Alternatively, the implementation can be detailed once the formulas to evaluate cos(h) and sin(h) are given. See Section 3.1 in Stehlé and Zimmermann's paper you cited: they define C*(h) = C(h) − 1, and use C* in the final formula, which is basically what you suggest.
Note: I'm note sure that using the above formula is the best choice. One could start with sin(x) = sin(Cn) + error_term
, and compute the error term in some other way.
You are meeting the boundary between theoretical mathematics and practical numerical calculations.
The trigonometric identity
sin(a + b) = sin(a) * cos( b ) + cos(a) * sin(b)
gives rise to the formula that you quote:
sin(x) = sin(Cn) * cos(h) + cos(Cn) * sin(h)
when you substitute Cn + h for x. This formula is mathematically exact.

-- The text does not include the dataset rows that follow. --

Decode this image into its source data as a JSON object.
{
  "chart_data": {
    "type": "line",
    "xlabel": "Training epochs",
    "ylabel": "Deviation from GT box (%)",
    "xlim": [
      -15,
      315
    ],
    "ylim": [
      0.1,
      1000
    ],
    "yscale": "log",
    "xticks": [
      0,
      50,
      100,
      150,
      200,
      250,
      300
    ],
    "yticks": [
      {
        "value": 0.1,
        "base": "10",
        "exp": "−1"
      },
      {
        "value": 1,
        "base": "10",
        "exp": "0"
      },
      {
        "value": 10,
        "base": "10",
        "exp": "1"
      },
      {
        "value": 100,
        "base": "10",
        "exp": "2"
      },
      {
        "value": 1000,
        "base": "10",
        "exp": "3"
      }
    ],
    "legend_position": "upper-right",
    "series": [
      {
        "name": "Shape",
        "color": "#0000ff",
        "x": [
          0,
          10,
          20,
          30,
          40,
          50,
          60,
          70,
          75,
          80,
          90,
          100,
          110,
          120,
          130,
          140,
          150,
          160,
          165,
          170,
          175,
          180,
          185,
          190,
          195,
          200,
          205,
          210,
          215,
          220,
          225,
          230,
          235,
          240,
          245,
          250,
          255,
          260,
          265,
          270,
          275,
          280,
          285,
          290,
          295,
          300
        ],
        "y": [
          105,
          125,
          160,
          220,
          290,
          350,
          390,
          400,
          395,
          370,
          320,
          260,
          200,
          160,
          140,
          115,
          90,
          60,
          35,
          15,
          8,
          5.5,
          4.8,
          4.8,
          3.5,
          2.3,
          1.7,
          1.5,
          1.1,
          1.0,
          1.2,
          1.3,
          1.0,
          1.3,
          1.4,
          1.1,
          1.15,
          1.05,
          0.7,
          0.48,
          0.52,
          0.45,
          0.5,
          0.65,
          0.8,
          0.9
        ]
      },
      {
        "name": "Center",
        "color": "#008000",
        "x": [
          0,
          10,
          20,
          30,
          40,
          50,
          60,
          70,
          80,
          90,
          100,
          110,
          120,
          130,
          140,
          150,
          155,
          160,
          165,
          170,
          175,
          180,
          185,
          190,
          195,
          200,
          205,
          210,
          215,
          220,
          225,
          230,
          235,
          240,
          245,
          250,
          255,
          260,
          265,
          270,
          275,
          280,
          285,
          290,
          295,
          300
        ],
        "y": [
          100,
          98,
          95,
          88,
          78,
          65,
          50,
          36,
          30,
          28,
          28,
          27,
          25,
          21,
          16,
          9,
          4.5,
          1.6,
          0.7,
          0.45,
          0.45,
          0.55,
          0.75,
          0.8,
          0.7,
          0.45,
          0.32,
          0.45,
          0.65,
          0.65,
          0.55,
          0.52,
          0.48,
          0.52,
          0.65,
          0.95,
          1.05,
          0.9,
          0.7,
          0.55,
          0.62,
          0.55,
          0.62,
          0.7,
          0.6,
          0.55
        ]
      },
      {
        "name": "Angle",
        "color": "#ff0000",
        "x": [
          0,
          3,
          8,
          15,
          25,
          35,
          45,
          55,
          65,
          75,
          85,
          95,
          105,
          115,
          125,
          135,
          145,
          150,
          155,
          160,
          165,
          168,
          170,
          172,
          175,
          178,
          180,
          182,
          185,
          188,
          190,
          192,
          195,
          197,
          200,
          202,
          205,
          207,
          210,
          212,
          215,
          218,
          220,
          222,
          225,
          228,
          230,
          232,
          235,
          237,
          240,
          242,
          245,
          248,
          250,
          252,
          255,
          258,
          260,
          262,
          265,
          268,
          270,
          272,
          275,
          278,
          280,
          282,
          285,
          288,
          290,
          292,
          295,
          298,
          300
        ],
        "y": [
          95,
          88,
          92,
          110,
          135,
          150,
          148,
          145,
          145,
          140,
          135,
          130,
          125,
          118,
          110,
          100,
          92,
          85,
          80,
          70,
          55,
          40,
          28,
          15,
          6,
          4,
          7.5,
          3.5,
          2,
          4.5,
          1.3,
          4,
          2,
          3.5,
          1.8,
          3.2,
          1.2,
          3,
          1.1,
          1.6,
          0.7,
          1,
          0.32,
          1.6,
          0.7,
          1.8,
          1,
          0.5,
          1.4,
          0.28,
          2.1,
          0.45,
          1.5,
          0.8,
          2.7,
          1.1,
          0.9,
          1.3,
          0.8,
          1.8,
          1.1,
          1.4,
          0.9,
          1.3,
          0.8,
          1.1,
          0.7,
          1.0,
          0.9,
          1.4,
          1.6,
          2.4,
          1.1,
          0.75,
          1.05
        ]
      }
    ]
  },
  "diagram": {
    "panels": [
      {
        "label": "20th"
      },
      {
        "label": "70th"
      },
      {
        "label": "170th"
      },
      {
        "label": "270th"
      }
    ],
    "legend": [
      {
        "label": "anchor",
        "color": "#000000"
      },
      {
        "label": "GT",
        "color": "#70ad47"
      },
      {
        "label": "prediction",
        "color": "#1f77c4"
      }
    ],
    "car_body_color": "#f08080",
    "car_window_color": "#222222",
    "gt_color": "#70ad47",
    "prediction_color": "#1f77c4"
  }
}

However, due to the limitations of practical numeric computation, i.e. floating point arithmetic in your case, we do not have the infinite precision available to numerically calculate such formula exactly. In practice we need to consider the accuracy that we can use to represent the values in the table and what errors are introduced when we perform limited accuracy calculations on these limited accuracy values. The mathematical discipline that deals with practical numerical computation is Numerical Analysis.
There is a very brief summary of Numerical Analysis on Wikipedia with many links to various topics within the subject. I think that you might find Computing values of functions and Interpolation, Extrapolation, and Regression of particular relevance.